Radiologists are thinking about the stress that these findings may have on patients, as well as the legal implications of whether to include them in the report.
“Many radiologists sitting at the view box probably have both of these concerns in mind,” Brown said, adding that there’s no published research available looking at radiologists’ motivation or behavior around incidental findings. “Whether radiologists can rest more comfortably about malpractice fears I think depends on adherence to evidence-based criteria when possible, and on remembering that, in reality, the likelihood of being sued for a missed incidental finding is quite low.”
Documenting the findings and then determining the best way to convey that information to the ordering physician isn’t always as simple as a phone call or flagged report. “It does put the treating physician or person ordering the test in a difficult situation trying to decide what to do with that information,” Wiener said.
Giving the ordering physician guidance about the incidental finding is part of a diagnostic radiologist’s responsibility, said Brown, though where that line is drawn is open to interpretation. It’s best to be as unequivocal as possible and discuss why there might be equivocation, Brown said, adding that the report can include recommended next steps to consider, as well as documenting how the findings were communicated to the ordering physician.

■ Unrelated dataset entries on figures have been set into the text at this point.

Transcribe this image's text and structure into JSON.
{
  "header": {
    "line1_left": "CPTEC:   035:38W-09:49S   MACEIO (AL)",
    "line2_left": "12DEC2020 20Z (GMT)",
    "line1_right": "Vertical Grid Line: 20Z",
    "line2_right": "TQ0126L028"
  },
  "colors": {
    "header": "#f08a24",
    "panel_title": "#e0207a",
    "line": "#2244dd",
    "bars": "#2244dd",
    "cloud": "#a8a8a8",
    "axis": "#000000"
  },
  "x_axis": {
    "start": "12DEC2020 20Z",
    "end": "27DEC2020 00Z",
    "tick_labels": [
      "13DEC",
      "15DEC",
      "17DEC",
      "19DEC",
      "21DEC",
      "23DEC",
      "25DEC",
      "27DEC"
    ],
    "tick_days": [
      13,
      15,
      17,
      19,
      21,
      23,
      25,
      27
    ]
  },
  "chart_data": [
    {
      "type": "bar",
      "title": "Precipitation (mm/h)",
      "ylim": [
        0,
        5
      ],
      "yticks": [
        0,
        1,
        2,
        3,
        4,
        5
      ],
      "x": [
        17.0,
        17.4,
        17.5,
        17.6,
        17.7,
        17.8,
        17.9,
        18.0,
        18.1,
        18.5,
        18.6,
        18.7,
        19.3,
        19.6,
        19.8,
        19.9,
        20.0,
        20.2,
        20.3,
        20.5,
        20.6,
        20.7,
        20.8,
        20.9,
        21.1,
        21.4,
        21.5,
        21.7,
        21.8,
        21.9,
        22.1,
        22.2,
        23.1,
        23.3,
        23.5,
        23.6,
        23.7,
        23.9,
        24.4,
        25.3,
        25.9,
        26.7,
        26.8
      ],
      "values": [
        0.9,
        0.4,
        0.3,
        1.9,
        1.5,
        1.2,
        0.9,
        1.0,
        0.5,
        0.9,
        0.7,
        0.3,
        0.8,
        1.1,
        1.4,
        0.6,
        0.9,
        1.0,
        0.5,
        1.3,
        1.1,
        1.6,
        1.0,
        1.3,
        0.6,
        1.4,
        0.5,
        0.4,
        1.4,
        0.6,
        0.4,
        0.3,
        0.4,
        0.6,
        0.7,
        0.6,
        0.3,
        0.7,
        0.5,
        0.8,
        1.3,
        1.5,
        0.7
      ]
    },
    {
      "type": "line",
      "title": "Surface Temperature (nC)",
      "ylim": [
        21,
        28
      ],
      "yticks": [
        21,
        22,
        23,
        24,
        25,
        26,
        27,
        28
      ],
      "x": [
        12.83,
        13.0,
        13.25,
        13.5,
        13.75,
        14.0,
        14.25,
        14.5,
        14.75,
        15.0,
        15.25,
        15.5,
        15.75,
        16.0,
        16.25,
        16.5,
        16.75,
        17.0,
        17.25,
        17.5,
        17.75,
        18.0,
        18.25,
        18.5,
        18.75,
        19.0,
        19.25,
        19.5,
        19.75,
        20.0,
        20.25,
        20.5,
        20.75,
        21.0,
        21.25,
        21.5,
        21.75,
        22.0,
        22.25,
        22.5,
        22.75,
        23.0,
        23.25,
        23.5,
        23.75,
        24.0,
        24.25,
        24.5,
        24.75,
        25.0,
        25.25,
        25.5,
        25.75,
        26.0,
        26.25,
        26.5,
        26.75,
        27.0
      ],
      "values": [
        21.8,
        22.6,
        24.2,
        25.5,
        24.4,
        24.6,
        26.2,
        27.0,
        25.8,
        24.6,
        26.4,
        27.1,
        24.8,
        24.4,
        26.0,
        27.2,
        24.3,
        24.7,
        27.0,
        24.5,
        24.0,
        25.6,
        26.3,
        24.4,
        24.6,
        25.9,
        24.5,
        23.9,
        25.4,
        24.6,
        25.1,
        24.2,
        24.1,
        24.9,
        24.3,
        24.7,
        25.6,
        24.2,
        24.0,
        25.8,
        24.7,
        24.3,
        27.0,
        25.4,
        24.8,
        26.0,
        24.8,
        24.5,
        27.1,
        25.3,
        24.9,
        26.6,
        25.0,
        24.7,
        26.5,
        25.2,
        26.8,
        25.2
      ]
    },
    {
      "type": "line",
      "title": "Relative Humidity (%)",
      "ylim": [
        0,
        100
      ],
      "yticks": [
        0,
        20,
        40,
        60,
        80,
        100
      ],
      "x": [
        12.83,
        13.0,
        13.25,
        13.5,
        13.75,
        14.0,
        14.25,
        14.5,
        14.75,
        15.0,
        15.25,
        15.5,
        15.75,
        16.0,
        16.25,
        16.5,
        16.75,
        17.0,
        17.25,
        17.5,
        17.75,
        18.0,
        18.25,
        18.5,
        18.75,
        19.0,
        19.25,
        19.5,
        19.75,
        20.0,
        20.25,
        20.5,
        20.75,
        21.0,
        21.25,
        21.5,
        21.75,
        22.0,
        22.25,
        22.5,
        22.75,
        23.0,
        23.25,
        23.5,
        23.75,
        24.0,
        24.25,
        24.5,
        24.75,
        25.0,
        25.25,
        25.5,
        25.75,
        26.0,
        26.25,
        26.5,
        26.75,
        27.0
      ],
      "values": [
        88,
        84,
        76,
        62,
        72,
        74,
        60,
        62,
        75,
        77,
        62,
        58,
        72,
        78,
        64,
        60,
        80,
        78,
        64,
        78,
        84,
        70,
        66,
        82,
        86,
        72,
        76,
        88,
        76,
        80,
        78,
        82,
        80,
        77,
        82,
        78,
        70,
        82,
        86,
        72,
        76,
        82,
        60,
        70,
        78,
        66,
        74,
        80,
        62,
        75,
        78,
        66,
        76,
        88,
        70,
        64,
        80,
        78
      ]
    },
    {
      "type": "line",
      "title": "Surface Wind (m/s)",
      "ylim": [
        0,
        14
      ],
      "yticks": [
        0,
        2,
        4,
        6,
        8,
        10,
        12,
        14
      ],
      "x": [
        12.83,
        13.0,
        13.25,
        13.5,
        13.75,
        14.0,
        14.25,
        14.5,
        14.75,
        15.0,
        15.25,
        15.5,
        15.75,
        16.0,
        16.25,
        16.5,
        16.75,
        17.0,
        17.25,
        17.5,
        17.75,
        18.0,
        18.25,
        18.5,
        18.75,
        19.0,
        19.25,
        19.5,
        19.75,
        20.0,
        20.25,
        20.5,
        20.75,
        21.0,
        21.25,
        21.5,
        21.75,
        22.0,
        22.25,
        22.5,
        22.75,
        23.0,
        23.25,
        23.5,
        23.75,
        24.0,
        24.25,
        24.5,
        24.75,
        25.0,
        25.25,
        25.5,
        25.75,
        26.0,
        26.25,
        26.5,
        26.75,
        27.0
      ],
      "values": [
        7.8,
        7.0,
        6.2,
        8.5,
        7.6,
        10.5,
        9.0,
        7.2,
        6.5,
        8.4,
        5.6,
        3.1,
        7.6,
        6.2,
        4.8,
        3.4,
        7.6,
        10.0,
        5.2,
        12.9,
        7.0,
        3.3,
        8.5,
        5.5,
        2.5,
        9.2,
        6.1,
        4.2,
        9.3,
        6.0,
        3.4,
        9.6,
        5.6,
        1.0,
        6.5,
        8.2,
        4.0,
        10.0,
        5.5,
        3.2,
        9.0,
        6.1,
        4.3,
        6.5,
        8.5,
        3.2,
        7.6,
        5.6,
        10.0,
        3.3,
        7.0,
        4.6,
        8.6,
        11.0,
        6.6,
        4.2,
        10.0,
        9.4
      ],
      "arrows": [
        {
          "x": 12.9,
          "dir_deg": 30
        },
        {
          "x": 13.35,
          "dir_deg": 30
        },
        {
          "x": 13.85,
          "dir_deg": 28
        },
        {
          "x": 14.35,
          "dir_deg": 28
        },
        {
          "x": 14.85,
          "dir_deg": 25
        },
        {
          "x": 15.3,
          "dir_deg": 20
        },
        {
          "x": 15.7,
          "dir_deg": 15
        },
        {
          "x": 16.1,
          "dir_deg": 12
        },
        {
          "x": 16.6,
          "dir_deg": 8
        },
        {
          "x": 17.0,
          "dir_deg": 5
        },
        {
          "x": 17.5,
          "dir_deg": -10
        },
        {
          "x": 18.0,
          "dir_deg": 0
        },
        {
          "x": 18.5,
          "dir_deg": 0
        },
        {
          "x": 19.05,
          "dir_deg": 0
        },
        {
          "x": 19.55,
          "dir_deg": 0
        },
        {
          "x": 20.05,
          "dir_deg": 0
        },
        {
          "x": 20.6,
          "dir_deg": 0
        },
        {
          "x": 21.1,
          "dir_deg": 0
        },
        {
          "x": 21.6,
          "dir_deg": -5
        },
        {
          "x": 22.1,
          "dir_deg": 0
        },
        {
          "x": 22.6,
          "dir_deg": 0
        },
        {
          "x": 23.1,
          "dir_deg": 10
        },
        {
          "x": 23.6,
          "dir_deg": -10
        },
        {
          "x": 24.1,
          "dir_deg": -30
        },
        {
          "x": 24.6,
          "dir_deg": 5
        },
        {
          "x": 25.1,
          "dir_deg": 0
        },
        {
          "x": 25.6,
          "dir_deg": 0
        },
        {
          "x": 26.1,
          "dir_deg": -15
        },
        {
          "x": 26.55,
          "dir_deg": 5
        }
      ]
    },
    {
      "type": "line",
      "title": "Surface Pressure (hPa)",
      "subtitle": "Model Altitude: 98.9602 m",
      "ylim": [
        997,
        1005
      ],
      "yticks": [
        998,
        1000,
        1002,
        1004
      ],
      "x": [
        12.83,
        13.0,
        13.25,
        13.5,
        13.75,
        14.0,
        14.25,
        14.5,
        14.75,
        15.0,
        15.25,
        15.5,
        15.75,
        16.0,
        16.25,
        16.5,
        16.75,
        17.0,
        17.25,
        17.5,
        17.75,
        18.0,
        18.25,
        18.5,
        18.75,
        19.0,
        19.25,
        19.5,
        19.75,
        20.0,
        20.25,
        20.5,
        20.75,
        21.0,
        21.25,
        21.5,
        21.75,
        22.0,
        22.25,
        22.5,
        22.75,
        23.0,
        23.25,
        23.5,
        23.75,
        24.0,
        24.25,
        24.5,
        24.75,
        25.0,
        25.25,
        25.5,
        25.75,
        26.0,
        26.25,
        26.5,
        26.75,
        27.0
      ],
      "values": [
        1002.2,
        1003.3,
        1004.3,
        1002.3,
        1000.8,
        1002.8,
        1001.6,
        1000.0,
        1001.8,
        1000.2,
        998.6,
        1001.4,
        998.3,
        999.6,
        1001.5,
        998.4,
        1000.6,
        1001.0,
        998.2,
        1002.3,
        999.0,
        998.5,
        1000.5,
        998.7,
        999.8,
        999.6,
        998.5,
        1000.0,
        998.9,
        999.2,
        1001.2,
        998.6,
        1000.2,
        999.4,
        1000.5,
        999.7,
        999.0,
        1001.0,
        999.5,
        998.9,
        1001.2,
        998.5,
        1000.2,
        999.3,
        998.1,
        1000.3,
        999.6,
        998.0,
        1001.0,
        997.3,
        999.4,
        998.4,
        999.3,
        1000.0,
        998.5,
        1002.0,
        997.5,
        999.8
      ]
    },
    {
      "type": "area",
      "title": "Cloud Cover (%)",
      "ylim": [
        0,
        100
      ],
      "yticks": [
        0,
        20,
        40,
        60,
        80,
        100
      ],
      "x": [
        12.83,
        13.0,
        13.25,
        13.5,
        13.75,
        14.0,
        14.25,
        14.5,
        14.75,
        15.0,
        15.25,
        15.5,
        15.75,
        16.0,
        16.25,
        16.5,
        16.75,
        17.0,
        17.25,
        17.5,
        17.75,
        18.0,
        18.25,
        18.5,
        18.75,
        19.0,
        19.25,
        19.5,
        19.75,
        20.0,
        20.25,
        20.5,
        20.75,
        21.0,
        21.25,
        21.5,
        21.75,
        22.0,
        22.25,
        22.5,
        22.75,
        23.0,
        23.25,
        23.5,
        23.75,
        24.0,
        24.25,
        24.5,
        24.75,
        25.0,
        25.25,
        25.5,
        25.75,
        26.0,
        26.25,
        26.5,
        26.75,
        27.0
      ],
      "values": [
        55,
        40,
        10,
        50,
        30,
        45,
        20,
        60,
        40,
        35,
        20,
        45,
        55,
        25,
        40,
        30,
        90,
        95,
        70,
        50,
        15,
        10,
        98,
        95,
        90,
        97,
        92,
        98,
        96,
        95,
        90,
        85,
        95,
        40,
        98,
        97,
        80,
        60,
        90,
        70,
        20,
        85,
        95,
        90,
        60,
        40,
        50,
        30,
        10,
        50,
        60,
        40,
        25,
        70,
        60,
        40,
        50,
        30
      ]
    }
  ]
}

Where does the radiologist draw the line on reasonably discharging their responsibilities? Should the physician just write the report and discuss
findings with the ordering physician? What if that specialist is less familiar with the patient or the type of finding? When should the radiologist consider approaching the patient’s primary physician versus the specialist ordering the exam, or initiating a conversation with the patient?
Brown gives an example of an orthopedic surgeon ordering a scoliosis series, which shows an incidental finding outside of the surgeon’s range of expertise and experience. Is the radiologist’s responsibility handed off by just informing the surgeon about the finding? “Radiologists are of different minds on this,” Brown said.
A specialist may not understand the significance of the finding or may not follow up on it, Brown said, and every radiologist should ask themselves where their responsibility to a patient ends. Brown said he follows up on every incidental finding he’s concerned about, or ones where he’s unsure the referring physician appreciates the significance. He thinks he’s in the minority of radiologists that do this, though.
While there are many downsides to reporting incidental findings that are ultimately benign, Brown concluded in his study that radiologists have limited choice about sharing the results.
“In a culture in which patient autonomy is valued, standards are inconsistent, and malpractice fears abound, little room exists for individual physicians to decide unilaterally whether reporting or disclosing incidental findings will result in better or worse decisions for any given patient,” he said in the study. Using evidence-based guidelines and framing the reports with these guidelines in mind can assist not only the ordering physician, but ultimately the patient.